Oliver Bierhoff hat sich nach Gerüchten um einen Streit mit Bundestrainer Joachim Löw kraftvoll zu Wort gemeldet. Der Teammanger der Deutschen Nationalmannschaft bezog entschieden Stellung.

Oliver Bierhoff hat zu Gerüchten um Streit mit Joachim Löw Stellung bezogen. (Bild: Getty Images)

“Jetzt wird vieles fast krampfhaft in Zusammenhang gebracht und hineininterpretiert”, sagte Bierhoff zu den anwesenden Journalisten in Frankfurt. Der Manager halte weiterhin “eng” zum Bundestrainer, das Verhältnis sei “immer gut gewesen.”

Dementsprechend habe es Bierhoff “gewundert”, dass derartige Gerüchte die Runde machten. Für die Zukunft erhofft sich der 50-Jährige vor allem eines: “Schwierigkeiten bringen einen auch immer enger zusammen.” Von diesen muss der DFB nach dem WM-Aus einige überstehen.
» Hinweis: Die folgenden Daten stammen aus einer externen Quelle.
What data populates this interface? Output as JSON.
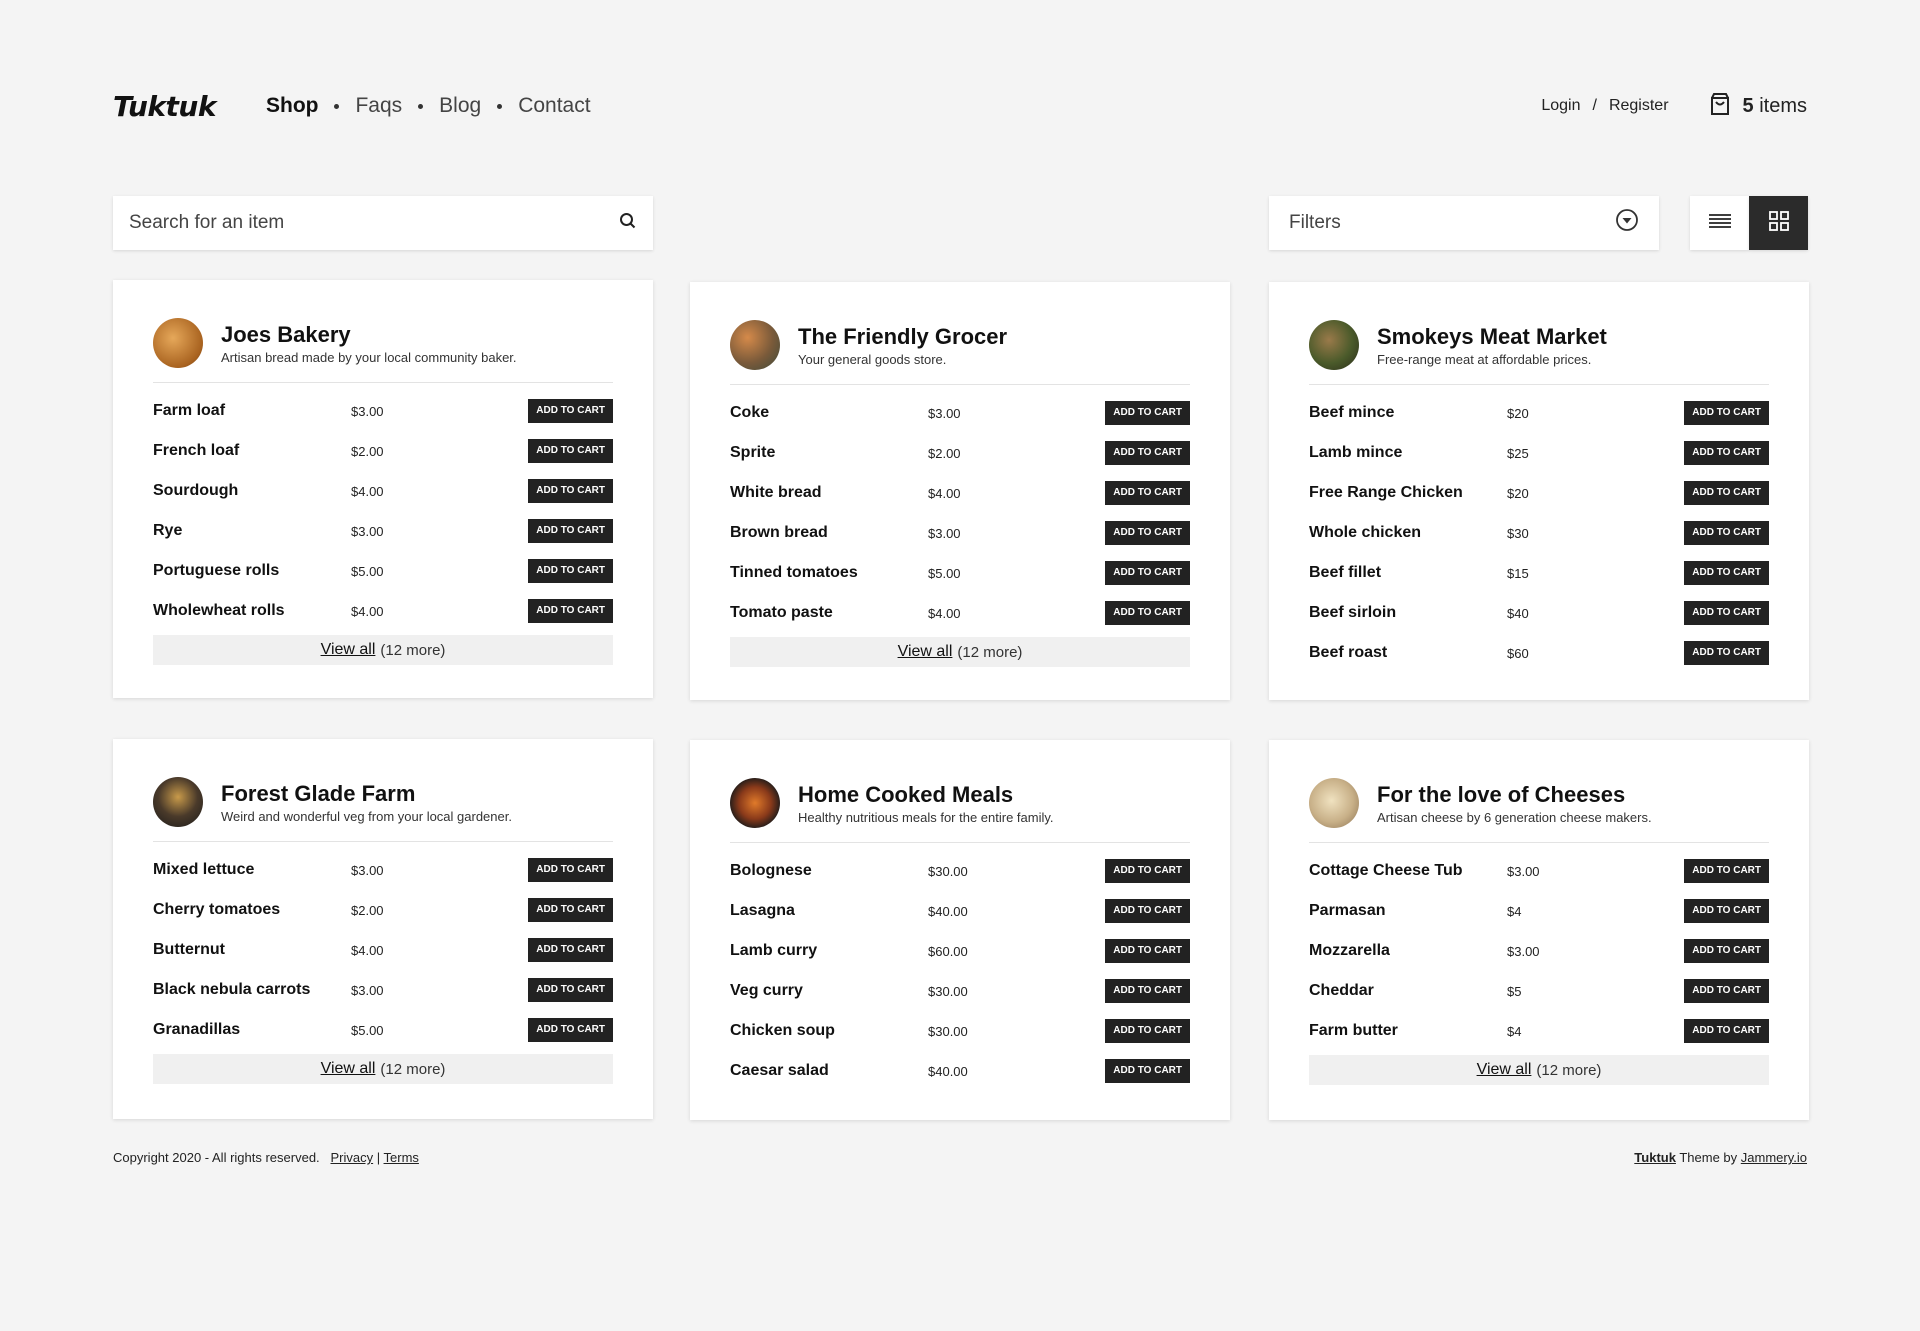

“Haben einfach schlecht gespielt”

Bierhoff fasste zusammen: “Letztendlich haben wir einfach schlecht gespielt, nicht erfolgreich gespielt. Wir haben unsere Chancen nicht genutzt und hinten zu viel zugelassen.” Das bedeutete das Aus in Gruppe B gegen Südkorea, Schweden und Mexiko.

Im September warten die nächsten Länderspiele. In München trifft die DFB-Elf auf Frankreich und absolviert damit den Auftakt in die neu geschaffene UEFA Nations League. “Die Energie” für “neue Wege” sei bei Löw und Bierhoff vorhanden.


Duelle mit Frankreich und den Niederlanden warten

Nun stehen allerdings schwierige Entscheidungen auf dem Programm. “Gespräche führen mit Spielern, mit Mitarbeitern und entsprechend zum richtigen Zeitpunkt, der vor den Spielen im September ist, das Ganze kommunizieren”, ordnete Bierhoff ein.

Nach Frankreich wartet ein Testspiel gegen Peru, ehe im Oktober das nächste Spiel der Nations League gegen die Niederlande sowie das Rückspiel gegen Frankreich ansteht. Im November spielt das deutsche Team in der Nations League gegen Russland und wieder die Niederlande.